FILE: The ANC’s Gwede Mantashe says Numsa’s expulsion from Cosatu is bad for South Africa's worker movement. Picture: EPA.

JOHANNESBURG - African National Congress (ANC) Secretary General Gwede Mantashe says the expulsion of National Union of Metalworkers of South Africa (Numsa) from Congress of South African Trade Unions (Cosatu) is bad for South Africa's worker movement and society at large.

The 349,000 member-strong metalworkers union was expelled from Cosatu in the early hours of Saturday morning, after protracted factional battles over recruitment and support for the ANC.

Numsa was expelled by a vote of 33 to 24 after months of infighting and a widening rift between the union and Cosatu bosses.

Mantashe says it marks the beginning of a weak labour movement.

The ruling party has described Numsa's exit as tragic and says it will ultimately impact on the strength of the tripartite alliance.
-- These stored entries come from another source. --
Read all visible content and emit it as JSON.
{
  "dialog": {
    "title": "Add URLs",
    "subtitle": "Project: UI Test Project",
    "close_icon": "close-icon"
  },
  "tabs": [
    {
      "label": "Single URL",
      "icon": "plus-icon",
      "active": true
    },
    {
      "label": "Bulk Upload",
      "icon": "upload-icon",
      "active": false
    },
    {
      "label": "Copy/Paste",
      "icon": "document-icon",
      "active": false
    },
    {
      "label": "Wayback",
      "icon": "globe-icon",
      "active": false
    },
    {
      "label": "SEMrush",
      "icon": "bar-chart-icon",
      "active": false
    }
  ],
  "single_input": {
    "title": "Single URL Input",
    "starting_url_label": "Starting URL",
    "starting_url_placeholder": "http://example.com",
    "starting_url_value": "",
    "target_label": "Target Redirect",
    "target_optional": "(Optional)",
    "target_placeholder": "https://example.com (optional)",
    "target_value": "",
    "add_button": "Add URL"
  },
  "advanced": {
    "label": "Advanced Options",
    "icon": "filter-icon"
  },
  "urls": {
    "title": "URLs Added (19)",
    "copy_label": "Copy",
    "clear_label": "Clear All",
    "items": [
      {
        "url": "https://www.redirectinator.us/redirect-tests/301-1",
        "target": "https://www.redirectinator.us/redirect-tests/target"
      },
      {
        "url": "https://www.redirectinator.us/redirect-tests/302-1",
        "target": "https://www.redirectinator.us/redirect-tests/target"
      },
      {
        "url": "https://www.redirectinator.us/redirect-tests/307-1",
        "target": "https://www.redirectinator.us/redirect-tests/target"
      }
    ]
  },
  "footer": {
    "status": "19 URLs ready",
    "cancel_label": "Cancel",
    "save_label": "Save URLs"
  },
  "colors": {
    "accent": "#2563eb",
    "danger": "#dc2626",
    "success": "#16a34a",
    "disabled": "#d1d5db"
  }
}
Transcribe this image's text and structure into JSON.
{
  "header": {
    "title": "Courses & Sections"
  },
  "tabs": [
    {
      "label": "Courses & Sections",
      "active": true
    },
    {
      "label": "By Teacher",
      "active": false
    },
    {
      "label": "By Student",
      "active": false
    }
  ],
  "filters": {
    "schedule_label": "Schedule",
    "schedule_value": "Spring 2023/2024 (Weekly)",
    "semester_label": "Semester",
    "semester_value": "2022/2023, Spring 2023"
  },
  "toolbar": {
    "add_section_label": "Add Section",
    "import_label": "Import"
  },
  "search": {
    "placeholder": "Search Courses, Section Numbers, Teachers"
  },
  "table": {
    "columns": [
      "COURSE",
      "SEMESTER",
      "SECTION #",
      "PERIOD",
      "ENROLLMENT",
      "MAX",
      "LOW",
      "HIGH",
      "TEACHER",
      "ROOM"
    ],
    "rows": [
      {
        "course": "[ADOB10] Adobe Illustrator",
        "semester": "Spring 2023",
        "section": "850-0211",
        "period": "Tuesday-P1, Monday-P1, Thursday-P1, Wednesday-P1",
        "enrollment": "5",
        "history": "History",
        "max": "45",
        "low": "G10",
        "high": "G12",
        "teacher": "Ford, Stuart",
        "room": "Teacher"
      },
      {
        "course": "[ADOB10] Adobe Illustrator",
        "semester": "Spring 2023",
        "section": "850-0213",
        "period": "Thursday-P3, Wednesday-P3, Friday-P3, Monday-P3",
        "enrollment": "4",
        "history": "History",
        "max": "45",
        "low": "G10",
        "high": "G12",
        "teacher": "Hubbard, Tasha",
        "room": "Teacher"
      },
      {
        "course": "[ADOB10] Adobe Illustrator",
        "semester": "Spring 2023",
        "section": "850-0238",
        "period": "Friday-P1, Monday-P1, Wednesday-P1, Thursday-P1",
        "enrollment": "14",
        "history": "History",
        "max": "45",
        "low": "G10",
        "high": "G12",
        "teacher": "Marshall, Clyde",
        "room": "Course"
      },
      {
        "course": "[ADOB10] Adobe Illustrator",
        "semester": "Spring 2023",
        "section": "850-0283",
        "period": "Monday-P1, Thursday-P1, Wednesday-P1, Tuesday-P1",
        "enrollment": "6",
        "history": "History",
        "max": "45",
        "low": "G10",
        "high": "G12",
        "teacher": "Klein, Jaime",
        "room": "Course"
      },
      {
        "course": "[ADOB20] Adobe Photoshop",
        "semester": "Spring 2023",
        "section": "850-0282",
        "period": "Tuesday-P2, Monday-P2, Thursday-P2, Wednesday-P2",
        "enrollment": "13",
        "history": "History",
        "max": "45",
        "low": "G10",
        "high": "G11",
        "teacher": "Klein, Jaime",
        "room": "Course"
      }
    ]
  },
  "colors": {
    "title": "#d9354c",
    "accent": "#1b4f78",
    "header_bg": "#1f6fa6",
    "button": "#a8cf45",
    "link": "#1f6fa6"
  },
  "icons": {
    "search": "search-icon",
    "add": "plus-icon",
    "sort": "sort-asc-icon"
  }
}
The metalworkers union has accused the ANC of masterminding its downfall.

Mantashe says something extraordinary is required to minimise the damage.

"The expulsion is bad for Cosatu and the ANC. A divided Cosatu is the beginning to a weakness and we don't know if reason will ever prevail again."


Numsa is holding a media briefing in a short while at its head office in Newtown in Johannesburg.

General secretary Irvin Jim has previously indicated that Numsa will look at fighting the expulsion in court as he believes the proper steps were not taken in its removal from South Africa's biggest trade union federation.

But not everyone has seen the expulsion as a negative.

Federation of Unions of South Africa (Fedusa) says this has created the opportunity for a new collective of independent unions to unite under one banner.

Fedusa and South Africa's second largest worker federation, Nactu, have both described Numsa's exit as a dark day for South Africa's labour movement but also as a turning point.

Fedusa general secretary Dennis George said, "Trade unions should be independent and not aligned to any political party and the split will create a stronger and more independent voice for workers in this country."